Steve Jones, 2022-06-01 (first published: 2014-08-22)

This editorial was originally published on Aug 22, 2014. It is being republished as Steve is traveling.

Continuous delivery recommends developers never use production data. It's too big, too cumbersome, and slows the process too much. Developers should have enough data to determine if their solutions work as they build them. Testing should have enough to do some tuning, but unless you plan on full performance/load tests (which you should), then you don't need the full set of production data.

It's an interesting idea, and overall I agree. A subset of data, hundreds of rows, can usually tell you if you're writing code that works if you profile the code and look for inefficiencies. Note that profiling code doesn't mean use Profiler. It means examining the resource used by your code in terms of CPU, I/O, memory, etc. There are tools to help you, and at some point in your development process, you should be using them.

However it can be time consuming and cumbersome to build small development data sets. There are lots of choices in how you might do this, and I thought this would make an interesting poll. For those of you that deal with development, whether that's T-SQL, .NET, or something else, what do you think?

Should we have a subset of production data, a custom data set, or perhaps deal with complete production data?

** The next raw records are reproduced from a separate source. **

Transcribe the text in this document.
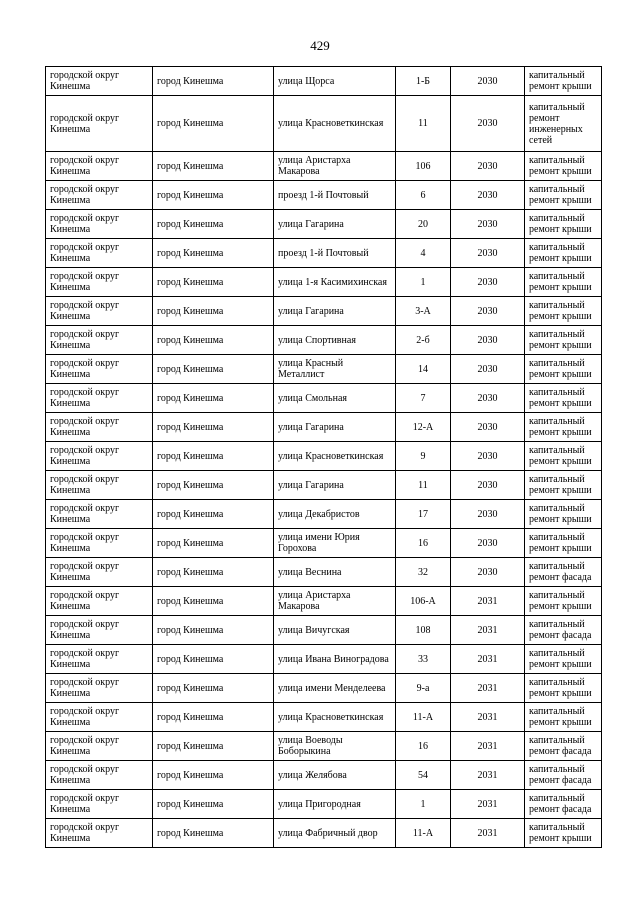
429
городской округ Кинешма	город Кинешма	улица Щорса	1-Б	2030	капитальный ремонт крыши
городской округ Кинешма	город Кинешма	улица Красноветкинская	11	2030	капитальный ремонт инженерных сетей
городской округ Кинешма	город Кинешма	улица Аристарха Макарова	106	2030	капитальный ремонт крыши
городской округ Кинешма	город Кинешма	проезд 1-й Почтовый	6	2030	капитальный ремонт крыши
городской округ Кинешма	город Кинешма	улица Гагарина	20	2030	капитальный ремонт крыши
городской округ Кинешма	город Кинешма	проезд 1-й Почтовый	4	2030	капитальный ремонт крыши
городской округ Кинешма	город Кинешма	улица 1-я Касимихинская	1	2030	капитальный ремонт крыши
городской округ Кинешма	город Кинешма	улица Гагарина	3-А	2030	капитальный ремонт крыши
городской округ Кинешма	город Кинешма	улица Спортивная	2-б	2030	капитальный ремонт крыши
городской округ Кинешма	город Кинешма	улица Красный Металлист	14	2030	капитальный ремонт крыши
городской округ Кинешма	город Кинешма	улица Смольная	7	2030	капитальный ремонт крыши
городской округ Кинешма	город Кинешма	улица Гагарина	12-А	2030	капитальный ремонт крыши
городской округ Кинешма	город Кинешма	улица Красноветкинская	9	2030	капитальный ремонт крыши
городской округ Кинешма	город Кинешма	улица Гагарина	11	2030	капитальный ремонт крыши
городской округ Кинешма	город Кинешма	улица Декабристов	17	2030	капитальный ремонт крыши
городской округ Кинешма	город Кинешма	улица имени Юрия Горохова	16	2030	капитальный ремонт крыши
городской округ Кинешма	город Кинешма	улица Веснина	32	2030	капитальный ремонт фасада
городской округ Кинешма	город Кинешма	улица Аристарха Макарова	106-А	2031	капитальный ремонт крыши
городской округ Кинешма	город Кинешма	улица Вичугская	108	2031	капитальный ремонт фасада
городской округ Кинешма	город Кинешма	улица Ивана Виноградова	33	2031	капитальный ремонт крыши
городской округ Кинешма	город Кинешма	улица имени Менделеева	9-а	2031	капитальный ремонт крыши
городской округ Кинешма	город Кинешма	улица Красноветкинская	11-А	2031	капитальный ремонт крыши
городской округ Кинешма	город Кинешма	улица Воеводы Боборыкина	16	2031	капитальный ремонт фасада
городской округ Кинешма	город Кинешма	улица Желябова	54	2031	капитальный ремонт фасада
городской округ Кинешма	город Кинешма	улица Пригородная	1	2031	капитальный ремонт фасада
городской округ Кинешма	город Кинешма	улица Фабричный двор	11-А	2031	капитальный ремонт крыши
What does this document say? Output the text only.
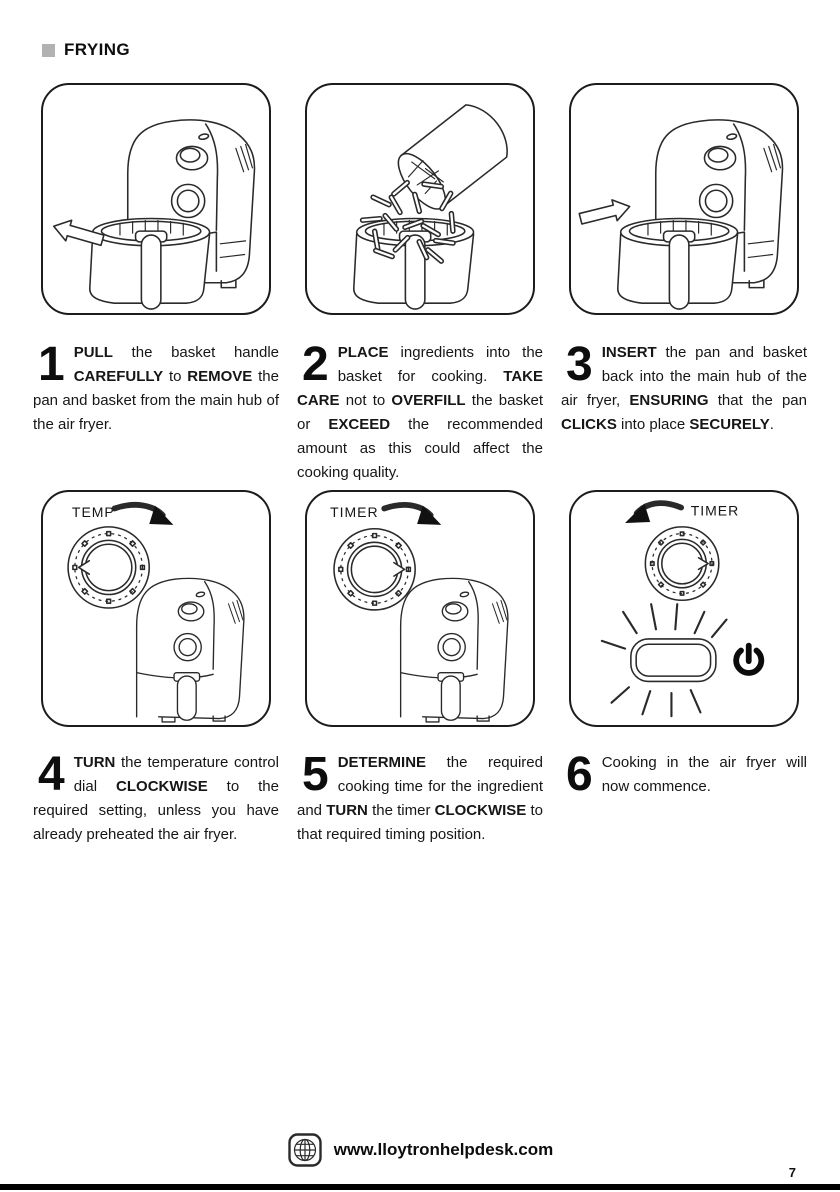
FRYING
1 PULL the basket handle CAREFULLY to REMOVE the pan and basket from the main hub of the air fryer.
2 PLACE ingredients into the basket for cooking. TAKE CARE not to OVERFILL the basket or EXCEED the recommended amount as this could affect the cooking quality.
3 INSERT the pan and basket back into the main hub of the air fryer, ENSURING that the pan CLICKS into place SECURELY.
TEMP	TIMER	TIMER
4 TURN the temperature control dial CLOCKWISE to the required setting, unless you have already preheated the air fryer.
5 DETERMINE the required cooking time for the ingredient and TURN the timer CLOCKWISE to that required timing position.
6 Cooking in the air fryer will now commence.
www.lloytronhelpdesk.com
7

Some of this depends on the size of your production data, and I hope, it's contents. I would not want any PII, PCI, medical, etc. in any development area. However if that's not the case, then what do you prefer?

Whether you have custom data set or a subset of production, it can be cumbersome to keep this up to date. Your data may evolve over time and there's overhead in maintaining some scripts that would produce the data you need. Perhaps that's the cost of writing good software, but I'm curious how many of you feel.